DoS / DDoS protection in ecommerce and fintech

Vladimir Radchenko
5 min readDec 26, 2020

Intro

There are dozens of resources on the Internet which cover protection against denial-of-service attacks. I don’t want to repeat them again and give the definition. This attack type has been known for decades. No sense to retalk old commonly known stuff. So, is it really necessary to create another one article about it? Let’s sort it out.

It’s obviously that ecommerce and fintech have specific features. Like key trading period, high availability of personal account, global availability of marketplace and public API. These things give cool opportunities for adversaries. They could save resources and aim their tools to the most weak services in your website.

Successful attack against some specific critical service can significantly increase the competitor’s revenue in high trading period. It’s really quite simple monetization. There are many facilities in dark web which help you to do unexpected load testing of your business opponent. He only has to find the most vulnerable and critical service in your site. It leads us to service-oriented protection approach. We must take into account the specific of service when design the DoS protection.

There is no point in attacking the entire site. Just break down an authentication. Online store becames useless if customer can’t login and place the order.

Ok, it’s clear. Let’s have a look at defensive side. We’ll take a walk from common to more particular things.

Protection

Basic

These days many CDN providers give this basic protection for free. It makes sense, cause these attacks could bring harm for the network of providers themselves.
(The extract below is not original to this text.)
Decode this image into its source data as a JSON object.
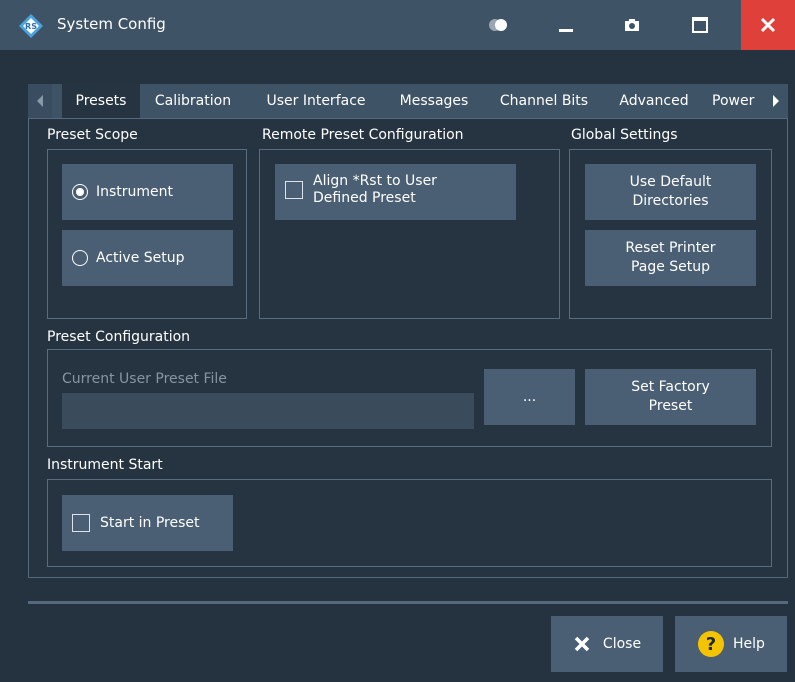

Each edge server has the limited amount of memory and cpu, each network device has limits for throughput rate, so CDN providers have to implement at least an essential protection mesures. Under hood it mostly ordinary rate limits on the network level.

Example - AWS Shield Standard. AWS claims the protection works in transparent mode without any latency for services.

Rate control

Rate control is definitely the most common method to protect against extensive amount of requests. To define it we apply the specific thresholds for each HTTP method and web service.

At first it should be GET and POST methods. GET as the most common request type. Most of page view requests consist of GET. POST is the most common method for content delivery. When user type something in user input it delivered to back end.

How to define the thresholds? This isn’t a simple question. The rate control thresholds are always a tradeoff between security and availability. My recommendations here:

  • Thresholds should be adaptive and depends on several attributes like source type (is a service or person expected?), API method (requests to payment system or authentication should be rear, but business eventing is often for exmaple), time (day or night, high trading period or not), HTTP Method (GET, HEAD, POST, PUT, etc.)
  • It’s good practice to define thresholds on at least two criteria — burst threshold (short period of time, to process spikes) and average threshold (long period, to get smooth estimation).
  • Also, I can advise you to ask your QA team about latest load testing (stress testing) results. It’s pretty likely they already performed some kind of DoS attack against companies’ apps.

The main idea is to find the point when requests bring a really serious performance degradation in your services (data base primarily). In case of application DoS attack the things are different. For exmaple ReDoS attack can be sourced jsut from one host but breaks down multiple web services.

As soon as you define your rate limits, implement them in most safe way. At first do test on staging, review results and move to production. Run it there in monitring mode and perform tests again. Apache JMeter is the one of the most poplar tool for that. Keep in mind PPDIOO methodology when making such critical changes.

PPDIOO is well-known methodology for Cisco specialists

Other reasonable things

  • Don’t forget to forbid unused HTTP methods. Developers often use a framework without understanding how it works. So it brings risks when your application receives DELETE requests but it didn’t designed for it.
  • If your app is designed only for web — deny All UDP Traffic and allow only TCP/80 and TCP/443.
  • If you use CDN provider then always restrict access to origin. Also don’t expose service to the public access if it is not required. Yeah, so simple way for attack vector elimination.
  • Implement geo restrictions. Do you have a business in ip source country? If it isn’t just close all network access from that country. It reduces the scope of attack surface. White / black listing can be one of the defense lines in your protection.
  • Anti-bot protection — there is a growing security market of anti-bot protection. It isn’t WAF. It mostly combination of ML and reputation services delivered through SECaaS or SaaS. DoS is just the one of many threats which covered by them. It’s expensive, but effective. Akamai Bot Manager is one of these solutions.
  • Consider an interaction with partners by using JWT tokens. Make sure you implement it in the secure way.
  • Notify your partners about allowed rate limits. They should know how to design their app to interact with yours well. But keep secret other rate limits. For example customers of online store don’t need to know the borders of suspicious behaviour.
Picture from www.akamai.com

How to implement these recommendations? In general there are two ways to do it.

  • Infrastructure way — implementing WAF, reverse proxy and some load balancers.
  • SLA way — ISP or CDN providers can give you DoS protection as a service.

The best and the most expensive way — apply both of them =)

OK, it’s done. So, what’s next? Next steps will be monitoring and creating alerts. Looking for anomalies and identification of attack pattern. DDoS attack detection and mitigation is always a challenge for security specialist. But this is subject for separate article.